楊海英『モンゴル人の中国革命』


 内モンゴル、特にウーシン旗が大戦期と国共内戦、人民共和国成立期にいかに民族自決を目指し、そして失敗したかを述べる。著者は『墓標なき草原』や『日本陸軍とモンゴル』の楊海英氏。
 
 周知の事実だが、現在、モンゴル南部は内蒙古自治区として中華人民共和国の領内にあり、北モンゴルのモンゴル国とは分断されている。では、その事態は如何様に出現したのか。近代モンゴルの歴史を見る時、どうしても内外モンゴルを支配していたのが清朝であるためにその叙述は中国史に回収されてしまう(特に、別の国家とならなかった内モンゴルにその傾向は顕著である)。近代中国史は語るべきトピックがあまりに多く、概説等で触れにくいこともまた一因だろう。

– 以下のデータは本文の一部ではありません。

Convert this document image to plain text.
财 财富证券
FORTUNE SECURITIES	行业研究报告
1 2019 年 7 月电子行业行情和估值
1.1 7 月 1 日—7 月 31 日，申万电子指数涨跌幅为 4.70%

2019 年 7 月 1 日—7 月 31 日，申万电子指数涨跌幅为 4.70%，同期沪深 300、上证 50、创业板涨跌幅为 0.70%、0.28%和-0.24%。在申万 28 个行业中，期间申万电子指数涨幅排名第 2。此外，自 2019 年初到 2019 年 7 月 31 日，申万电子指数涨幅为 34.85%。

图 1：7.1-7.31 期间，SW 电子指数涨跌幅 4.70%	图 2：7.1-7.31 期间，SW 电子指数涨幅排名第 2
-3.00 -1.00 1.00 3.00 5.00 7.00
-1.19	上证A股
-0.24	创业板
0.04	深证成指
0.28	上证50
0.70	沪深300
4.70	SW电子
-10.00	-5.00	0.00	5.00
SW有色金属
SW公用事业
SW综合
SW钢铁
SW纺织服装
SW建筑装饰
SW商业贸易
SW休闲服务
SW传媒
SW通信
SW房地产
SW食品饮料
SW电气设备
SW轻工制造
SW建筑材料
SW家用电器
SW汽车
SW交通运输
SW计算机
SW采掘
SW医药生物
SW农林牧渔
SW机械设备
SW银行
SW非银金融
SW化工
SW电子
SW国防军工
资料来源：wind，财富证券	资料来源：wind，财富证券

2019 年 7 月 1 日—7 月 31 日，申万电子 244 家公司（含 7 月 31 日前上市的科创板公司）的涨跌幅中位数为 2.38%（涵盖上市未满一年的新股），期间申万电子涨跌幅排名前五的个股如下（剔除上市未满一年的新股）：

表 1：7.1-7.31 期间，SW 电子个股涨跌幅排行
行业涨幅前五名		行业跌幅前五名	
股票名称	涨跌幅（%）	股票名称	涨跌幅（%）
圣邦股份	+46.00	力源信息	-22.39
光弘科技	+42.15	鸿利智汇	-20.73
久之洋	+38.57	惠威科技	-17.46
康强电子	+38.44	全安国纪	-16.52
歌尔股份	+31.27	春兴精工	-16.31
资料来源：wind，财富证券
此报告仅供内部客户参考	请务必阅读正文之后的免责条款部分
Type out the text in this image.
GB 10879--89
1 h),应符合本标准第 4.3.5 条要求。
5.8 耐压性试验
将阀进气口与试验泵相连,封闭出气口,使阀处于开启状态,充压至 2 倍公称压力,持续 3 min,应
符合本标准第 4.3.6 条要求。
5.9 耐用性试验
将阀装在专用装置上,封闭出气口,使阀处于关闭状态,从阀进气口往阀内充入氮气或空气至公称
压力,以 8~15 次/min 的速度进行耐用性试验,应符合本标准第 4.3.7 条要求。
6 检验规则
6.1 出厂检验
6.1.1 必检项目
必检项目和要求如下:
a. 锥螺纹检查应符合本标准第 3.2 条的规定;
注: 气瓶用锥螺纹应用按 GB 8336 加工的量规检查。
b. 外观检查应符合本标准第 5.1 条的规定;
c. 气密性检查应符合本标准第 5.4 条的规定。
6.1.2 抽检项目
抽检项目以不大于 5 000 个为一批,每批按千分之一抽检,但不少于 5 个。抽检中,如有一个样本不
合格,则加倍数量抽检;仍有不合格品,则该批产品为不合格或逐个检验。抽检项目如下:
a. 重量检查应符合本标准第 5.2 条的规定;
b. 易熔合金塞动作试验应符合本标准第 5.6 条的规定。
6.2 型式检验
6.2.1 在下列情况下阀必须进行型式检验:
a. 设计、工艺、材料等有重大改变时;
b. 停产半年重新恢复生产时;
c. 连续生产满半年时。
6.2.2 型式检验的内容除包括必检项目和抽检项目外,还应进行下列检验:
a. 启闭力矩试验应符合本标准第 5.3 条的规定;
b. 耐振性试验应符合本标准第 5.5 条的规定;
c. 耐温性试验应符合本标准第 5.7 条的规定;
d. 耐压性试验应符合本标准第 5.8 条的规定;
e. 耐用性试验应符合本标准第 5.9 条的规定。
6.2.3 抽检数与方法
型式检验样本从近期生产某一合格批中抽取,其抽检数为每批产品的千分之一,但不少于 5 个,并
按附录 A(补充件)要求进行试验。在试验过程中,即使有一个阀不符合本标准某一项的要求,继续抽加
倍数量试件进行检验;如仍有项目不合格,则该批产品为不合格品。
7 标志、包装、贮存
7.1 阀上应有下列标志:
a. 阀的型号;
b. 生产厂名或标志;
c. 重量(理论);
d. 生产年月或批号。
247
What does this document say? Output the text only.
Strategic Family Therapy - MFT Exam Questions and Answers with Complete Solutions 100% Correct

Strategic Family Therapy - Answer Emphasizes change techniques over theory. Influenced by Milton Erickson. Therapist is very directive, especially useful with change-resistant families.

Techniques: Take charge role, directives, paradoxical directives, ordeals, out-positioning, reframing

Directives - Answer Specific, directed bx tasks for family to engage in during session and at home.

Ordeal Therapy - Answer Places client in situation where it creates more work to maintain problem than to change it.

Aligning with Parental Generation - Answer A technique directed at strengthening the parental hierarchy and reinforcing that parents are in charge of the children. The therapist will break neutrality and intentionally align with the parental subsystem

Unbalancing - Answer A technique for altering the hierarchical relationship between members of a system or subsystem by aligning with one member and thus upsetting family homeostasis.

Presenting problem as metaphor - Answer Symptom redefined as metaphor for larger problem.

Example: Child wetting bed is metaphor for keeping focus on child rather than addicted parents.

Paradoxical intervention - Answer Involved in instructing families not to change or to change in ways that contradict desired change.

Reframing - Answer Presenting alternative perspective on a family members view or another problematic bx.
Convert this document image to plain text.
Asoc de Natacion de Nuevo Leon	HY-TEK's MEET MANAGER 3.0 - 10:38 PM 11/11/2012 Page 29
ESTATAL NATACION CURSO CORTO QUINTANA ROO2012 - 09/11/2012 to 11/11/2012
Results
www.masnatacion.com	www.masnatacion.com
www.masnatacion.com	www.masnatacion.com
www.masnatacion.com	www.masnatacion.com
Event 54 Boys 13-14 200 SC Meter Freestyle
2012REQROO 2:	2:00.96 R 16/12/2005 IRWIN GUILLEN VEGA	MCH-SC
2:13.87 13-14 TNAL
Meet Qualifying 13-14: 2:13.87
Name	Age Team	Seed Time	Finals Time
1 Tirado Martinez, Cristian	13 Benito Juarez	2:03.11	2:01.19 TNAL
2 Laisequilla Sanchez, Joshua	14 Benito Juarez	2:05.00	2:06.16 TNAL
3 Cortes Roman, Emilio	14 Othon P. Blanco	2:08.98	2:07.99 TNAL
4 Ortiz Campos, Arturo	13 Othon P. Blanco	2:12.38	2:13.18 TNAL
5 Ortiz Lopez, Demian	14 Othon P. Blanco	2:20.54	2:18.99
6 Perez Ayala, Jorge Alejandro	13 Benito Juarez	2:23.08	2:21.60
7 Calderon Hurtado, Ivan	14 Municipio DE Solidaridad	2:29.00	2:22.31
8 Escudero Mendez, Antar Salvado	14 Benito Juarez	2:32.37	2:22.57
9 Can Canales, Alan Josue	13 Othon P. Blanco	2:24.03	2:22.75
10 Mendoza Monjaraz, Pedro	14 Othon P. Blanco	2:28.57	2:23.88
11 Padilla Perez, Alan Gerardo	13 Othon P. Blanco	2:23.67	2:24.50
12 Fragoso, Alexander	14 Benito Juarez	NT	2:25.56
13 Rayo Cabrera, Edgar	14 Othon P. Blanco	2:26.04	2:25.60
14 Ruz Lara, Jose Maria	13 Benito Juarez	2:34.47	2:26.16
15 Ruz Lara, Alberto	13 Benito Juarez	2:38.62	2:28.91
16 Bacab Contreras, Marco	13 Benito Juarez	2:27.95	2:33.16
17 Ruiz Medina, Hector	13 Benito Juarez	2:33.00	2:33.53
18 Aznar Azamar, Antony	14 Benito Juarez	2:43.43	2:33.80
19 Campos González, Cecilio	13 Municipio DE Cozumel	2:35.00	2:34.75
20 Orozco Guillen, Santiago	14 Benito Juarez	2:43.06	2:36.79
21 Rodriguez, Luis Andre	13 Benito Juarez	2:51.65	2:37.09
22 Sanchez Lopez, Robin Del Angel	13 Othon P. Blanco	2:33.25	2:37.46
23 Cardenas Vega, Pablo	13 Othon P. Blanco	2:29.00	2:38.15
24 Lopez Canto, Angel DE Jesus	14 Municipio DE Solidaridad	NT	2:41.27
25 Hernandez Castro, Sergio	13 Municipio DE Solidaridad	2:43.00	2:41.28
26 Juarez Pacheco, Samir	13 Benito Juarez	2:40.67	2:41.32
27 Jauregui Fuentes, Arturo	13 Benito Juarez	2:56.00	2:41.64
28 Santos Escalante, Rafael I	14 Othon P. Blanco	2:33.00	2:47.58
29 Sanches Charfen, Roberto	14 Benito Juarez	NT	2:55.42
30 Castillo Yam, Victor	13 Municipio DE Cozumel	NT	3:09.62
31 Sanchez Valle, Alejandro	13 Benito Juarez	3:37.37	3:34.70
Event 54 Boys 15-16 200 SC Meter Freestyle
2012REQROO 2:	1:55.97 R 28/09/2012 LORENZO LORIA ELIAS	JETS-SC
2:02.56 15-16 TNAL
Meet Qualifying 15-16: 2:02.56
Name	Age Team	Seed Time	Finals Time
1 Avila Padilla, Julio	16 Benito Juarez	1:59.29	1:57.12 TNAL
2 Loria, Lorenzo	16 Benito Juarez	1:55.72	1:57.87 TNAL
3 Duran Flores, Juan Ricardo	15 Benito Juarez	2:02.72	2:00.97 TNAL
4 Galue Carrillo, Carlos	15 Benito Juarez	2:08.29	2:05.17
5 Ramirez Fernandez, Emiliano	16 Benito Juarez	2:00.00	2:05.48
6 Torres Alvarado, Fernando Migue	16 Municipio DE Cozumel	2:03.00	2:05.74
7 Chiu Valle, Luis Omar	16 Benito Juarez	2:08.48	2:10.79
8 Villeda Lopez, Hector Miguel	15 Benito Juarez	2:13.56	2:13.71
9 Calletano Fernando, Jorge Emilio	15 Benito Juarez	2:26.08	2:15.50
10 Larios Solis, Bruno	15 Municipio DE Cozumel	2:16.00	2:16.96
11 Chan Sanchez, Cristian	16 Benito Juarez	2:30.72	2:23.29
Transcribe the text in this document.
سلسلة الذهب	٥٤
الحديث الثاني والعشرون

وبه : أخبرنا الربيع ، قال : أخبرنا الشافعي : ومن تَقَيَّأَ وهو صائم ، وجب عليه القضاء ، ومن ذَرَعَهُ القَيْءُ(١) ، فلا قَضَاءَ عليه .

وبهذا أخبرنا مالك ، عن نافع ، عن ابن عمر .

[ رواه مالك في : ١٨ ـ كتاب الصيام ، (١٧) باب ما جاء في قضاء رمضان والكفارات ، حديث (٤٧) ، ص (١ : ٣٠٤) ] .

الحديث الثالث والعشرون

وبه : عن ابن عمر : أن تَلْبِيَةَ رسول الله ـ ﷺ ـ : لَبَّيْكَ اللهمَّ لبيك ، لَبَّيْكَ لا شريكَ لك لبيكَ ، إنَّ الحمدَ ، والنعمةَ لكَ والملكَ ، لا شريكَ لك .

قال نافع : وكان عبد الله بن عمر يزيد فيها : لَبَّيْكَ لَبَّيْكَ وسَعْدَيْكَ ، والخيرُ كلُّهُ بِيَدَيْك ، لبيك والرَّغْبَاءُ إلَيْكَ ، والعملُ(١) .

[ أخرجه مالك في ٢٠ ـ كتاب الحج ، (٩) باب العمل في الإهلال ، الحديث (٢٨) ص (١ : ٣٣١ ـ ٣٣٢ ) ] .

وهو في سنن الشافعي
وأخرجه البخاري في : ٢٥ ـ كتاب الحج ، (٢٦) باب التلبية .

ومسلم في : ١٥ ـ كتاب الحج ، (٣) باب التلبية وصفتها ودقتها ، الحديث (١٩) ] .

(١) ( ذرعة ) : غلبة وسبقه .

 本書は、その等閑視されがちな内モンゴルの近代史を、内モンゴル内在的な視点から叙述するものである。
 ソ連、国民党、共産党、日本、様々な勢力の角逐する場となったモンゴルだが、在地勢力は外部の勢力を利用しながら立ち回っている。しかし、日本軍の撤退やヤルタ協定によるモンゴルの頭越しでの大国間の勢力圏分割の取り決め(そしてそれに伴ってモンゴル人民共和国のチョイバルサンが取らざるを得なくなった内モンゴル情勢に不干渉の姿勢)、国共内戦に連動してモンゴル内部でも分裂傾向があったことなどから、徐々に状況は悪化し、最終的に民族自決の運動は挫折する。
 著者がオルドス高原の生まれということもあり、史資料に基づく議論と同時に、著者自身の体験や収集した証言なども織り込んで叙述が進み、マクロな視点からだけでは見えてこないモンゴル人たちの思いが伝わってくる。

 ただ、それと表裏関係にあるのだが、本書を読むにあたって注意すべきが著者の立ち位置だ。自身の父が人民共和国側、つまり加害者側に立ち、ある種内モンゴルの民族自決にとどめを刺したトリ平野の戦いに参加していたという著者の忸怩たる思いが滲み出ているところがある。無理からぬところではあるが、注意して読むべき部分だ。
 そこさえ差し引けば、本書は複雑な近代モンゴルの歴史に一定の見通しを与えてくれるものであり、近代世界史の穴のひとつを埋めてくれることになるだろう。